The problem with this is, and I told you elsewhere, I learned to lump many feelings together during those lots of daily stressful moments, and this meant I no longer got pleasure from things nor too upset by things--most of the time. Although as a child I remember early on laughing and having fun, getting scared and having much anxiety-- the extremes-- but then over time that changed to more steady, even keel. And I am aware that I prefer deadlines for everything: projects, time to start and finish house stuff and errands,etc., but I can be self motivated regardless. It is not just because of a need for routine, but as stress usually motivates me too. In most cases I try to work through tiredness and stress, but if overwhelmed I shut down temporarily.
But, in those cases I can tell others generally why, saying certain things trigger me like if I either think I have too much responsibility here, less appreciation is shown for my needs or efforts, if I wondered how things could be better or different had I chosen other paths, and like if I feel frustrated I have to put certain needs or goals on hold. But, I have difficulty knowing if each was more sadness, anger, hopelessness or depression related.

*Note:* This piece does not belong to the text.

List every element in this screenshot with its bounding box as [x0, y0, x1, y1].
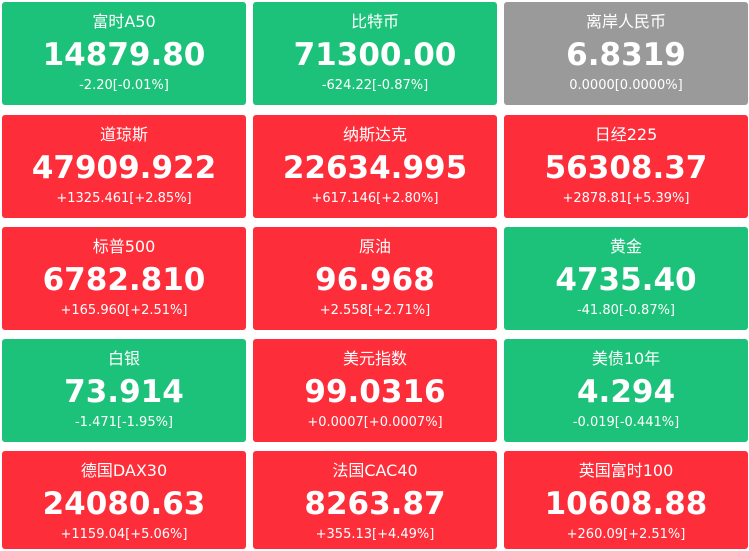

As well, I am not the type who runs away from relationships, when much stress is present, nor the type to not admits faults and mistakes I do, as I am my own worst critic, and I love disagreement to !earn new things, but I have my limits, so yeah, when tired or those things build inside, I drop that even keel and rational mindset some, either instinctively, or to see if this changes anything. That rarely works, so then I go to that safe place again, lowering my expectations and trying to shut down feelings.